Douglas Blyde visita il nuovo ristorante Story a Southwark. La ristrutturazione da 2,5 milioni di sterline ha giovato alla cantina, o si tratta solo di stile più che di sostanza?

"Allora, cos'è cambiato?", ha chiesto Steve Dinneen, lifestyle editor di City AM, a proposito del Restaurant Story, che ha riaperto a gennaio dopo una ristrutturazione da 2,5 milioni di sterline. "Beh, la sala da pranzo sembra piuttosto simile", ha continuato l'ex giovane giornalista dell'anno nato a Manchester, aggiungendo che lo chef-patron, Tom Sellers, "ha deciso di costruirne di più. Ora c'è un livello completamente nuovo, un secondo piano!".

Design

Inizialmente concepito in modo minimalista "Rough Luxe" dal Raven Collective di Shoreditch, il Restaurant Story è stato migliorato, undici anni dopo, dallo stesso studio. Nella sala da pranzo al piano terra, con 32 coperti, l'attenzione è stata rivolta all'acustica, alle stoviglie su misura e all'arte, con commissioni site-specific dei Connor Brothers, mentre uno stormo di rondoni decorativi, puliti settimanalmente, si libra dal soffitto. I pavimenti in cemento lucidato, che devono essere molto impegnativi per il team della reception, incontrano una parete simile a uno chalet che racchiude la cucina vetrata, dominata dalla scritta "Focus". A prua c'è una mascotte di Bibendum, accanto a barattoli di sottaceti colorati. Un carrello formato da traversine ferroviarie e rame patinato è rimasto ormeggiato accanto al nostro tavolo per quasi tutto il pranzo, su cui brillava una pressa per aragoste, non prevista dal nostro menu.

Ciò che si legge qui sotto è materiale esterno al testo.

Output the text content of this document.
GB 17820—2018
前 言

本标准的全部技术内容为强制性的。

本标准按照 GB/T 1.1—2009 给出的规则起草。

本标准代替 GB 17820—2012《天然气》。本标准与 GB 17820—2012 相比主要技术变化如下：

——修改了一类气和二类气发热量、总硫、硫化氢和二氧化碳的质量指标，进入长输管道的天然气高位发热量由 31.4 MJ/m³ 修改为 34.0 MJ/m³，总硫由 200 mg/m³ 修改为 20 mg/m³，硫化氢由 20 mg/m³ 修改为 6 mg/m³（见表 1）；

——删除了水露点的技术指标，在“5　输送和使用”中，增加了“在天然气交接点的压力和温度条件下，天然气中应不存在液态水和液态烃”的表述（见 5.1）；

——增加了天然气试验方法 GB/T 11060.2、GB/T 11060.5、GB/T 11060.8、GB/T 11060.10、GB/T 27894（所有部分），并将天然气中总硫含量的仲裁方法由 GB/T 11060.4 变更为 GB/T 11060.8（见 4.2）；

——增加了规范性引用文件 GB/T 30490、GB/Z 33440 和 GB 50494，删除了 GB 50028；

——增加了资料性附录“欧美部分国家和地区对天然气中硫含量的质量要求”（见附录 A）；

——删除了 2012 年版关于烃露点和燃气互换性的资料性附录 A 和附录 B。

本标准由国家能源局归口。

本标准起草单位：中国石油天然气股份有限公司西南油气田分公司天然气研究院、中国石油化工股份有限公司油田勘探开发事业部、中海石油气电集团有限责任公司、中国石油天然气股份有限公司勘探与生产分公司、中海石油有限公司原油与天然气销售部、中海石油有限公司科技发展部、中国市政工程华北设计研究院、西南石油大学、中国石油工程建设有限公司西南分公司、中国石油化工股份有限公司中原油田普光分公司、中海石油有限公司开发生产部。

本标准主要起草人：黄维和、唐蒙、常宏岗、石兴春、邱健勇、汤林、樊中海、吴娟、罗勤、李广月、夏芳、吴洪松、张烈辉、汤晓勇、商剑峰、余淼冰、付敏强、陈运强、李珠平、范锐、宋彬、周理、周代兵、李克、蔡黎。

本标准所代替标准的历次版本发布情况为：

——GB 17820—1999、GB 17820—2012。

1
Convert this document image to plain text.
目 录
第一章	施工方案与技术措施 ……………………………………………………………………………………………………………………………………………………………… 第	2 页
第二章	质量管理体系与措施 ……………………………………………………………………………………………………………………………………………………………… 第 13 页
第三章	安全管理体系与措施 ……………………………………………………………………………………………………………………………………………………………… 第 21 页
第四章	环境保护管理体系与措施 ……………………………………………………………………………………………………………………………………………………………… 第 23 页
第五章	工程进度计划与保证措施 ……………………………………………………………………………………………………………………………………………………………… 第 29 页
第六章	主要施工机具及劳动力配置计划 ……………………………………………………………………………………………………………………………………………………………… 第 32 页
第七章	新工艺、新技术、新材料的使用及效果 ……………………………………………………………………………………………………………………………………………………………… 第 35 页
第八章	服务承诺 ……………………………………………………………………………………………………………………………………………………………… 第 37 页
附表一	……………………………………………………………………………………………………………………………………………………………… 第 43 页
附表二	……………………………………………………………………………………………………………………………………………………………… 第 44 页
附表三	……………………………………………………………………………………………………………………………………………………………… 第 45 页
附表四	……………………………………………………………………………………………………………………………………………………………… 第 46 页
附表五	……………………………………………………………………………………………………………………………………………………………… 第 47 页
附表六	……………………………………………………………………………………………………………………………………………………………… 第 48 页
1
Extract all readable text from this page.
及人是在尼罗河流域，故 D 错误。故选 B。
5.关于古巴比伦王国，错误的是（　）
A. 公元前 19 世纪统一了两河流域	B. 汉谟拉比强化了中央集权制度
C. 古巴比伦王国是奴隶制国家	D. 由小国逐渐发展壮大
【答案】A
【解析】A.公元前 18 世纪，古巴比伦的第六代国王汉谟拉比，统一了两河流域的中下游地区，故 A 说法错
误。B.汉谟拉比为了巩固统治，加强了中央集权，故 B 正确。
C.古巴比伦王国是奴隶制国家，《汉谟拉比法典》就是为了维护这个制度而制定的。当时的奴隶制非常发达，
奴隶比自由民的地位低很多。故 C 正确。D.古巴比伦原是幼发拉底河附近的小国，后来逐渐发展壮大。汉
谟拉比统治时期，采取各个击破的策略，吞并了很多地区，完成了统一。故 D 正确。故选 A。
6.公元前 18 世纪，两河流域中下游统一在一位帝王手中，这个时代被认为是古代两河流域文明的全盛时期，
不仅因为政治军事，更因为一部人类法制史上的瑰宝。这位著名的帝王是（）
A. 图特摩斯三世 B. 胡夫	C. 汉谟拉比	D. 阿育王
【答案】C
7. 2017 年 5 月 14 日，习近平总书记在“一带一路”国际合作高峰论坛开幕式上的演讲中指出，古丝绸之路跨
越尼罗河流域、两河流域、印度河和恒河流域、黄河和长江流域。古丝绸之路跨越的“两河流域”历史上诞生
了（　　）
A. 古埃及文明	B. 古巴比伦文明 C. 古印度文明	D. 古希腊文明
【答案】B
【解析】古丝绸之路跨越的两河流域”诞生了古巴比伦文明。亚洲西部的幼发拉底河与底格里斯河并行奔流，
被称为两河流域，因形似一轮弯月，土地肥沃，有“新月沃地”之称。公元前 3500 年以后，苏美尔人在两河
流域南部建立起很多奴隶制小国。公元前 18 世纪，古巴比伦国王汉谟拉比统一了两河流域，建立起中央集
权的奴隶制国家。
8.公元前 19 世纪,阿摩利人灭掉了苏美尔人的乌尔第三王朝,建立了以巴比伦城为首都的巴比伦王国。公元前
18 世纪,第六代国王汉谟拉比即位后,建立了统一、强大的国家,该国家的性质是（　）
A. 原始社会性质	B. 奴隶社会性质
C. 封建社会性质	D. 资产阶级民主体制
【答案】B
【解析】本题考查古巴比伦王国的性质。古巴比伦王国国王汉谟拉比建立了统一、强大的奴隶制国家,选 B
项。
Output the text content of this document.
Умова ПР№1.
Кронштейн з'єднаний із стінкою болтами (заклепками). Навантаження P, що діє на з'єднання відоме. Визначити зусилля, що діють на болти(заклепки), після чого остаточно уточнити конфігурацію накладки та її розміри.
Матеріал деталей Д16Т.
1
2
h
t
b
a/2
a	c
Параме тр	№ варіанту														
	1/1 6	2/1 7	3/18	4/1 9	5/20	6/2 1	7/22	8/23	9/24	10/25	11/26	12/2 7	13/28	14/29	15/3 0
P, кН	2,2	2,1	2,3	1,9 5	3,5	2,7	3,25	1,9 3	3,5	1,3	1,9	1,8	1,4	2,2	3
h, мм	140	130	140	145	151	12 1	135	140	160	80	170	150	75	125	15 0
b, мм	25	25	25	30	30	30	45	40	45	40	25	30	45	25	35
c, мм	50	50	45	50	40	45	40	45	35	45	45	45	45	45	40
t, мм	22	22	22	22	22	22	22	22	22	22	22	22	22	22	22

Una scala a chiocciola, accessibile dall'ex scala antincendio, conduce al terzo banco di frigoriferi per il vino, quindi a un discreto salone con il libro di Sellers "A Kind of Love Story". Una cucina aperta e una sala da pranzo per circa sedici persone seguono sotto un soffitto decorato con forme simili a ninfee. Le porte si aprono su una comoda terrazza per sigari, il cui balcone offre la vista di Tooley Street, compresa la statua di Samuel Bourne Bevington, primo sindaco di Bermondsey, e il busto del leader sindacale Ernest Bevin. Dal basso, questo punto di osservazione, che ricorda il pinnacolo di una torre di controllo del traffico aereo, deve essere uno degli edifici più suggestivi della zona.

Dato che lo chef-patron Tom Sellers è "ossessionato dal rumore", secondo il responsabile delle bevande Jonathan Kleeman, la colonna sonora è raramente noiosa e comprende Red Right Hand (Nick Cave and The Bad Seeds), Lullaby (The Cure) e Cold Little Heart (Michael Kiwanuka). Il tutto viene riprodotto da altoparlanti dal design accattivante e retrò, con un volume audace come l'indicatore di sapore dei piatti, sempre memorabili, anche se talvolta discordanti.

Bevande

Nato a Leighton Buzzard, Jonathan Kleeman ha lavorato come "direttore dell'idratazione" al Twisted Cellar, Bishop's Stortford (RIP), e a Londra come capo sommelier e acquirente di sigari al Four Degree (RIP), e come capo sommelier di Laure Patry al Social Eating House di Jason Atherton, dove ha affinato le capacità di preparazione di cocktail al The Blind Pig. Ha anche trascorso due anni al Ritz, quando A. A. Gill era un habitué, per "imparare l'italiano" accanto a un gruppo di sommelier tutti italiani. Originariamente destinato a una carriera in economia e politica, forse è stata la precoce esposizione all'ospitalità attraverso il padre chef di pub a garantirgli la vocazione definitiva.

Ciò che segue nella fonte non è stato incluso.